H&M, por qué nos encanta

Héctor Brindis

H&M era un nombre muy común en las descripciones de muchos lookbooks, blogs y revistas de moda europeos que veía. “Zapatos de H&M”, “Vestido de H&M”… todos ellos muy bonitos. Al dar click en estas descripciones se desplegaban páginas de la marca con precios marcados en monedas extranjeras. Lo curioso era que, al hacer la conversión, resultaban precios muy bajos.

Era el ya lejano año de 2004 cuando leía en un artículo de la revista Vogue España: “Karl Lagerfeld (el mismísimo director creativo de Chanel) realizará una colaboración para la temporada de Otoño – Invierno de este año, con la cadena sueca de tiendas de moda H&M”. Investigué más a fondo y me encontré con la historia de una tienda cuya misión principal siempre fue ofrecer moda y calidad al mejor precio. Desde entonces seguí las tendencias, propuestas y  colaboraciones estelares de H&M, esperando que algún día se abriera algún almacén cerca de mí. A principios de este año comenzaban los rumores. No lo podía creer hasta que en abril fue oficial: H&M llegaba a México y el 1º de noviembre abriría una sucursal en el Distrito Federal.

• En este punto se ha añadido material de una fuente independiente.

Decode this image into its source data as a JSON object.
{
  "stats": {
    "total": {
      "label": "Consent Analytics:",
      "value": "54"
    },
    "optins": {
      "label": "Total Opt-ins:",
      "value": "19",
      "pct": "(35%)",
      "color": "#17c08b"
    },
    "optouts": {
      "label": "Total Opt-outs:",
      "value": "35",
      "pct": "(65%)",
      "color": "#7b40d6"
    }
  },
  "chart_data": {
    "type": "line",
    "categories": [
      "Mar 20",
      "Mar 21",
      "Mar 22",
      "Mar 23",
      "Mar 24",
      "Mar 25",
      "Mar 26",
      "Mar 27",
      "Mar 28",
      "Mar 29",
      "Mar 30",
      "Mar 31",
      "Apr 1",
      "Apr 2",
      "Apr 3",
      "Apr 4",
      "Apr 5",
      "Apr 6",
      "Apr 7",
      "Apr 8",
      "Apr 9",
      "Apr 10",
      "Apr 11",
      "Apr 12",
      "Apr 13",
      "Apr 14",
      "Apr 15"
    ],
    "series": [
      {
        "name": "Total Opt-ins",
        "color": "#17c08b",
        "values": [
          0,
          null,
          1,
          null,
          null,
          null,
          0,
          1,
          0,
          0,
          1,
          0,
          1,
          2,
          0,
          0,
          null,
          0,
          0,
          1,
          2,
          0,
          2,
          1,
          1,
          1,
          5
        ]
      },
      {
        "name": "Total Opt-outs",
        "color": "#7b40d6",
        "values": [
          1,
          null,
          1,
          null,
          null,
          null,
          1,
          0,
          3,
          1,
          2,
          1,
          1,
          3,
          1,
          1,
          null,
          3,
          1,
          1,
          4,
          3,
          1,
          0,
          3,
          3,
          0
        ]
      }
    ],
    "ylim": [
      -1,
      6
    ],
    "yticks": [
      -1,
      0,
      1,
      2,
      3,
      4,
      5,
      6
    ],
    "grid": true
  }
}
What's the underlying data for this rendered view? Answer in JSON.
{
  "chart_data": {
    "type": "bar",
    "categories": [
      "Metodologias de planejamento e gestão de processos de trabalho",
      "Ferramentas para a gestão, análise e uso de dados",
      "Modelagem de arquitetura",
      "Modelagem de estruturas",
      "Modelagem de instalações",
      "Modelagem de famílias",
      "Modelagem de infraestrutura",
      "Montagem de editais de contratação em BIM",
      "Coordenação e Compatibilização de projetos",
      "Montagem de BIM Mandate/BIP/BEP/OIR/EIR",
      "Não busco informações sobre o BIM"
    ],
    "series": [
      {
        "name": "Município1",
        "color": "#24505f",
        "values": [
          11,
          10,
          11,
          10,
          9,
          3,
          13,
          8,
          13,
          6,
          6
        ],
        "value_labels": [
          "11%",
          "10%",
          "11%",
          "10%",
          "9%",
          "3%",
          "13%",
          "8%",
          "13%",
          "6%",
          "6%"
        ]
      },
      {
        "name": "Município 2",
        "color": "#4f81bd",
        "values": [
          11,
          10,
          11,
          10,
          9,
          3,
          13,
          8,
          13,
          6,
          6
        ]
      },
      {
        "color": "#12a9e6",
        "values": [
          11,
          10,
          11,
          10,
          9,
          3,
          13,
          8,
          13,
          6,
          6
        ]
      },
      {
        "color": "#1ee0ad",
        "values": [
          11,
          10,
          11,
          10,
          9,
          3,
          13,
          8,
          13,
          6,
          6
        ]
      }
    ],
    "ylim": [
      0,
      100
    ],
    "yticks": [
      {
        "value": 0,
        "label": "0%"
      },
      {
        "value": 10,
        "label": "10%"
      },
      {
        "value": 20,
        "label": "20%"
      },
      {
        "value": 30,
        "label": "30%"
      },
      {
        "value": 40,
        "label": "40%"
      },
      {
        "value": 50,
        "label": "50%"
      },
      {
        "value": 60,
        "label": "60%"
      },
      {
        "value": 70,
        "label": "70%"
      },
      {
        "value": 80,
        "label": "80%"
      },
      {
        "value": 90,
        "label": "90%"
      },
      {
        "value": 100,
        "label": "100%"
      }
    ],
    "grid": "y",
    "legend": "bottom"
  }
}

¡La espera terminó! El conteo regresivo casi llega a su fin y, con él, la espera por H&M en nuestro país. Es por esto que aprovecho para hablarles un poco de esta marca (si no la conocían, ahora les va a encantar).

De hecho, la llegada de H&M a México es, podría decirse, histórica, ya que es la primer apertura de una sucursal de esta cadena en Latinoamérica y porque, además, con sus 4,200 metros cuadrados distribuidos en tres plantas, se posicionará como una de las más grandes del mundo.

El jueves 1 de noviembre a las 12:00 horas, H&M abre sus puertas en Centro Santa Fe.

Aunque cuenta con su propio equipo de diseño establecido en Estocolmo, para enriquecer sus colecciones, han colaborado con H&M diseñadores de prestigio como Stella McCartney, Jimmy Choo, Sonia Rykiel, Anna Dello Russo y hasta Donatella Versace, entre otros.

¡Por eso nos encanta H&M! Porque nos garantiza piezas a la moda, de buen gusto y bastante asequibles. ¿Están listas para vestir lo último sin gastar una fortuna? ¡Yo sí!